İstiyorum ki yeryüzünde bencillik türü bireycilik yerine toplumculuk hakim olsun. Sadece kendilerini düşünen insanların yerini, kendinden başkalarını da düşünen insanlar alsın. İstiyorum ki “altta kalanın canı çıksın; ölen ölür, kalan sağlar bizimdir” anlayışı son bulsun. İstiyorum ki yeryüzünde paylaşma, dayanışma, yardımlaşma duyguları yaygınlaşsın. “Sen de olanı paylaş, insanlaş” benim sözümdür. İstiyorum ki insan insanın yardımına koşsun. Zor durumda olanların, çaresiz olanların, kimsesiz olanların yardımına koşulsun. Kimsesizlerin kimsesi, çaresizlerin çaresi olunsun. İstiyorum ki yeryüzünde iyilik, merhamet, vicdan, şefkat gibi değerler hakim olsun. Yeryüzü iyilik coğrafyası, merhamet yurdu olsun. Böyle bir yeryüzü cennet gibi olmaz mı? Eğer bizler istersek yeryüzünü cennete çevirebiliriz. Eğer bizler istersek yeryüzünü merhamet yurdu, iyilik coğrafyası yapabiliriz. Yeryüzünde merhameti, vicdanı, iyiliği hakim kılabiliriz.
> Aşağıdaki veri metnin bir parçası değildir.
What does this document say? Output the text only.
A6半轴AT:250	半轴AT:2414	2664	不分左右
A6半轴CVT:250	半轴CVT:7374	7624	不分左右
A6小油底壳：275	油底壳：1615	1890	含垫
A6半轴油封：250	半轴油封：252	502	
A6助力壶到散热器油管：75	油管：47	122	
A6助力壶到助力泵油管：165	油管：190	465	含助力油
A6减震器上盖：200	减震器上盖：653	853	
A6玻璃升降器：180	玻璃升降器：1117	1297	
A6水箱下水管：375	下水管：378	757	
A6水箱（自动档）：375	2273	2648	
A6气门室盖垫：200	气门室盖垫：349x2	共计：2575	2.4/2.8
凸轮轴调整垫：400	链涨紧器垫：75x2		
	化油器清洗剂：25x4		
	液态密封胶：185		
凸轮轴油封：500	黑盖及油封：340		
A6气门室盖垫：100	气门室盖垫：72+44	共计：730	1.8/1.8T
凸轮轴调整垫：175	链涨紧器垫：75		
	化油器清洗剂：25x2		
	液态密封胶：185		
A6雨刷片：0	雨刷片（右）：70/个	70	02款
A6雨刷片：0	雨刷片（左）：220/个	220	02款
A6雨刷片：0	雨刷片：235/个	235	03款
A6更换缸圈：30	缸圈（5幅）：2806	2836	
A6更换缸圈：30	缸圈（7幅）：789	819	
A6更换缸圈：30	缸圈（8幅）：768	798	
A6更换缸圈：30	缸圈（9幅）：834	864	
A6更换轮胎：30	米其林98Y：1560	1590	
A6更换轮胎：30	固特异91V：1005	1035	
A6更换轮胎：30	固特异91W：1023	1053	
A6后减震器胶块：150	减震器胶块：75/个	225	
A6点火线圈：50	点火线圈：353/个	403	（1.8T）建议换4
MERHAMET HAREKETİ BİR GÖNÜL HAREKETİ
Fikir babası, isim babası olduğunuz Yeryüzü Sağlıkçıları, Yeryüzü Sofraları, Yeryüzü Evleri'nden sonra şimdi de Merhamet Hareketi'ne öncülük ediyorsunuz. Merhamet Hareketi düşüncesi nasıl oluştu; bize anlatır mısınız?
Beni yakından tanıyanların bildiği gibi, gençliğimden beri vaktimin bir bölümünü hastanelerde acılar içinde kıvranan kimsesiz insanlara yardımcı olmak için ayırdım. Bir nevi gönüllü hasta bakıcılık yaptım. Geçirdiği ağır kazalar, ağır hastalıklar, ağır ameliyatlar, ağır travmalar sonucu hastanelerde tarifsiz acılar çeken, üstelik de kimi kimsesi olmayan insanlar var. Vücudu kırılıp parçalandığı, bedeninin bir bölümü yandığı için ya da başka ağır sağlık sorunları, organ kayıpları nedeniyle tarifsiz acılar çeken insanlar var. Bunlar bakıma ve ilgiye muhtaçlar. Onların gündelik bakımlarının yanı sıra sevgi gösterecek, moral verecek, acılarıyla boğuşmalarına yardım edecek insanlara ihtiyaçları var. Ben gençliğimden beri onlara yardımcı olmaya çalıştım. Bir nevi gönüllü hasta bakıcılık yaptım. Şimdi de bu bireysel çabalarımı kitlesel yapabilir miyim; benim gibi gönüllü hasta bakıcıları çoğaltabilir miyim diyerek yola çıktığım bir düşüncem var. Ben bunun adını Merhamet Hareketi koydum; Vicdan Hareketi de olabilir. Merhamet Hareketi bir gönül hareketidir. Nasıl ki Yeryüzü Sağlıkçıları projesinde gönüllü doktorlar sağlık yardımına ihtiyacı olan çaresiz, kimsesiz insanların yardımına koşmaktaysa, nasıl ki Yeryüzü Evleri projemizde ev sahipleri çaresiz, kimsesiz, evsiz insanlara gönüllü olarak evlerini açmaktaysa, bu da onlar gibi bir gönül hareketidir.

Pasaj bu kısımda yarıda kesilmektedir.